Another refreshing quality was the Doctor himself. Moffat has a tendency to turn him into a god; in recent years a lot of stories have revolved around his death and how that’s such a cataclysmic event, or make him all-knowing when it comes to the situation which just sucks the fun out of everything. Again, Whithouse scales things back in ensuring that the Doctor has no idea what’s going on. He doesn’t understand what the mysterious code is, who the ghosts are (or even whether they’re ghosts or not) or really anything until towards the end of the episode, and he’s still got a lot to learn in Before the Flood. It harkens back to the Classic era, where the Doctor would wander the galaxy and discover new things all the time, rather than coming across things which he already knows all about. Of course he should always be the smart and knowledgeable one, but it’s much more interesting to put him in a situation where he learns as he goes along. That way we can actually relate to him.
Under the Lake is also where we get our first real seeds of Clara’s arc this series. I vaguely remember Moffat or Jenna Coleman herself saying that Clara would start to become “addicted” to adventures, and that’s very obvious here, from the awkward high-five at the beginning to the Doctor’s little chat with her in the TARDIS. It gave us this strong teacher-student dynamic (ironic, because she is a teacher) and dropped hints that she’s gonna turn into a particularly rebellious student, all spurred on from Danny’s death.
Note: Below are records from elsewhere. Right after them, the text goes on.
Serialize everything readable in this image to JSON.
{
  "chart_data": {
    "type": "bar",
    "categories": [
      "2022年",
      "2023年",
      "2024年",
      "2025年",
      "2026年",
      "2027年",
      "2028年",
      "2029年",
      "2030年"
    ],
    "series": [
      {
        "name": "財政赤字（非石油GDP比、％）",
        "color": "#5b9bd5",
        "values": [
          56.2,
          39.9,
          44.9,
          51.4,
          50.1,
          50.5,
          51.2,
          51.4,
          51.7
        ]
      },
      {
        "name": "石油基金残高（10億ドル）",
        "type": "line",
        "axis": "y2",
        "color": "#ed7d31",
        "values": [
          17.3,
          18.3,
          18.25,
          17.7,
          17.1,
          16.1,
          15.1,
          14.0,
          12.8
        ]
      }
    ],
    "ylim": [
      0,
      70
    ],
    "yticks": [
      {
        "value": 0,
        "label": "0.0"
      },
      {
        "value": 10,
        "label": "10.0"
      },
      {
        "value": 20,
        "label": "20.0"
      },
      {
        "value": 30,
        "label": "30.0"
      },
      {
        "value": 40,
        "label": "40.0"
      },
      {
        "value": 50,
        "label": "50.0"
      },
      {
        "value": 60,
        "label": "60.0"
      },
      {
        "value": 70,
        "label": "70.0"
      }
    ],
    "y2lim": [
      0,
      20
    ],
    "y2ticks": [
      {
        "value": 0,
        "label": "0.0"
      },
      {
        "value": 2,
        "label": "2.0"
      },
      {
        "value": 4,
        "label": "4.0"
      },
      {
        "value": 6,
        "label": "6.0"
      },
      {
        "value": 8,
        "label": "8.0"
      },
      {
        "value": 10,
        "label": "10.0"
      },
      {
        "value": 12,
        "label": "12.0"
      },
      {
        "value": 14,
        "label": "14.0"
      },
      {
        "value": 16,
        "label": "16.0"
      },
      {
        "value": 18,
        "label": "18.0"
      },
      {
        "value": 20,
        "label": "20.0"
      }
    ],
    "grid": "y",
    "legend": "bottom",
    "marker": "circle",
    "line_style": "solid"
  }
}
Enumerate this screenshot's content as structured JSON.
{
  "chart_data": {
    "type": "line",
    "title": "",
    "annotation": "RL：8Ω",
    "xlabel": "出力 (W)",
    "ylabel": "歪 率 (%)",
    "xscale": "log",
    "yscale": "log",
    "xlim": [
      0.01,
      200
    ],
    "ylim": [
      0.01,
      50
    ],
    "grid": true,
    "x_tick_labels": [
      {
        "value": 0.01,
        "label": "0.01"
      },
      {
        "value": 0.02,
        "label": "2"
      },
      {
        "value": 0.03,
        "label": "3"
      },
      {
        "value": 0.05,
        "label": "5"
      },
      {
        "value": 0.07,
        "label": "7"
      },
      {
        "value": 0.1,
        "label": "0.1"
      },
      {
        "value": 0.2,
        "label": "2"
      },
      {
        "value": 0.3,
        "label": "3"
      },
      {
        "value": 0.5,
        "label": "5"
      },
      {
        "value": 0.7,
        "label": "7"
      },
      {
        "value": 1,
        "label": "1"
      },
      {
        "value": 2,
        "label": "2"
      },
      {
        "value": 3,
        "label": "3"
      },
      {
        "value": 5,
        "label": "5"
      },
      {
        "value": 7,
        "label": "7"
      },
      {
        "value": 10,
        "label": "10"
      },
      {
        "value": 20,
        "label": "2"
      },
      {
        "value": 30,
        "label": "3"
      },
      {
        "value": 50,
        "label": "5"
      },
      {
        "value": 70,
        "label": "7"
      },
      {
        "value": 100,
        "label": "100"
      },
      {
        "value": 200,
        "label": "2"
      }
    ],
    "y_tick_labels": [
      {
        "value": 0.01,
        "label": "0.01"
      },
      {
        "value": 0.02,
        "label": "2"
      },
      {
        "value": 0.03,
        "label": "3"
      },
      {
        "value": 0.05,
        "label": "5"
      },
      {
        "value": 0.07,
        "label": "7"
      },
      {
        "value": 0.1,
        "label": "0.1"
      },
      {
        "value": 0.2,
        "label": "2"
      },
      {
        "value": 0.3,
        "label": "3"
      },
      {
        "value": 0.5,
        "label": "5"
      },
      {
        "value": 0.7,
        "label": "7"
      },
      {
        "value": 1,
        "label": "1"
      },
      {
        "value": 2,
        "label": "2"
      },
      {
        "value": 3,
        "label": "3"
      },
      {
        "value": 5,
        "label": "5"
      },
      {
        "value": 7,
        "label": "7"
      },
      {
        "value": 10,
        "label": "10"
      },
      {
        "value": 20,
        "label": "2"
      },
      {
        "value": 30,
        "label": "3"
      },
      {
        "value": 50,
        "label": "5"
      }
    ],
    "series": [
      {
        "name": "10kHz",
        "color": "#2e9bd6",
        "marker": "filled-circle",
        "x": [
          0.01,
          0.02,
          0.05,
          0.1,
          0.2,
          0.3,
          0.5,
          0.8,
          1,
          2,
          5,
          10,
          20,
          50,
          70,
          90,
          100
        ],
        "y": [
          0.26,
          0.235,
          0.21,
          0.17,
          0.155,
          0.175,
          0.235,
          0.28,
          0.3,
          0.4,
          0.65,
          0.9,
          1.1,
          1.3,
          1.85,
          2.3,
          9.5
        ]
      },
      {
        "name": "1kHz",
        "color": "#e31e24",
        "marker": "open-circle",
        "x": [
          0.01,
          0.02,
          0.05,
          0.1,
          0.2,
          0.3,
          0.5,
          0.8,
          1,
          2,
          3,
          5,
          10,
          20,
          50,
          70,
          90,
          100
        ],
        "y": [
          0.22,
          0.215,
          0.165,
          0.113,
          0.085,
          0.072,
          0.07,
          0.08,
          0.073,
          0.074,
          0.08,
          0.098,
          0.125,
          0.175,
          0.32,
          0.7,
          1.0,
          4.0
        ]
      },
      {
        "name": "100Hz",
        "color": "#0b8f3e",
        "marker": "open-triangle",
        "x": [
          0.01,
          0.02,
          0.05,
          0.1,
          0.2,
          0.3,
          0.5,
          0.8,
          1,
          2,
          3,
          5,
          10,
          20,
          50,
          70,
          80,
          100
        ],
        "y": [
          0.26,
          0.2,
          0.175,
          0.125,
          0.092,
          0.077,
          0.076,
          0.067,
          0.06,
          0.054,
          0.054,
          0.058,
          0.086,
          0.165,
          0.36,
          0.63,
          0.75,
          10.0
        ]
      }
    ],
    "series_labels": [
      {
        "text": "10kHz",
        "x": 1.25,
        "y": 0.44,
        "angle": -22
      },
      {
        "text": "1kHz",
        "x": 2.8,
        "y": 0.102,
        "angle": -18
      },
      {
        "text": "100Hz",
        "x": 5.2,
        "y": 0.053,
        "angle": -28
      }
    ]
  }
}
Judging from Coleman’s good performance in that scene and common sense, I’d wager that Clara isn’t fine at all, and is using her adventures in the TARDIS as a coping mechanism, diving into them head-first, and it’s gonna come back and bite her later in the series.
The mystery itself was very solid. Whithouse continuously drops clues throughout the episode, building on the suspense and likely confusion from the viewer, but piece-by-piece the truth becomes clearer. However, the big info-dump of explanation near the end is a little convoluted and it probably would have been easier to digest if it had been figured out by the characters over the entire episode. However, I can’t deny that the unknown did make the ghosts scarier than they already were – and they were pretty fucking scary. The last time I was freaked out by Doctor Who was Miss Evangelista’s mashed up face in 2008’s Forest of the Dead (hey, remember when Steven Moffat was the scare master?), but everything from the robotic movement to the zombie-like design just made these monsters utterly creepy.
There isn’t an awful lot more to say about the episode. It’s got solid acting, a solid mystery, solid storytelling – it’s good and enjoyable, but it probably won’t end up in anybody’s ‘best of’ lists. Then again, we’ve only been told half the story; it’s like writing a review for a movie based on only watching the first hour. Some of my gripes (like Clara’s uselessness) will probably be answered come Before the Flood, since she’ll have to step up as an authority figure on the base now that the Doctor is gone – and apparently dead.
Okay, that was a pretty good cliffhanger.
Some will argue that just being solid isn’t good enough anymore, especially following The Magician’s Apprentice and The Witch’s Familiar. However, not every episode needs to completely revamp key points of the mythology like those did, or just be as epic and loud; it’s logistically impossible and would get pretty tiresome. Sometimes you just want to sit back and enjoy a classic base-under-siege story, and Under the Lake truly delivers on that.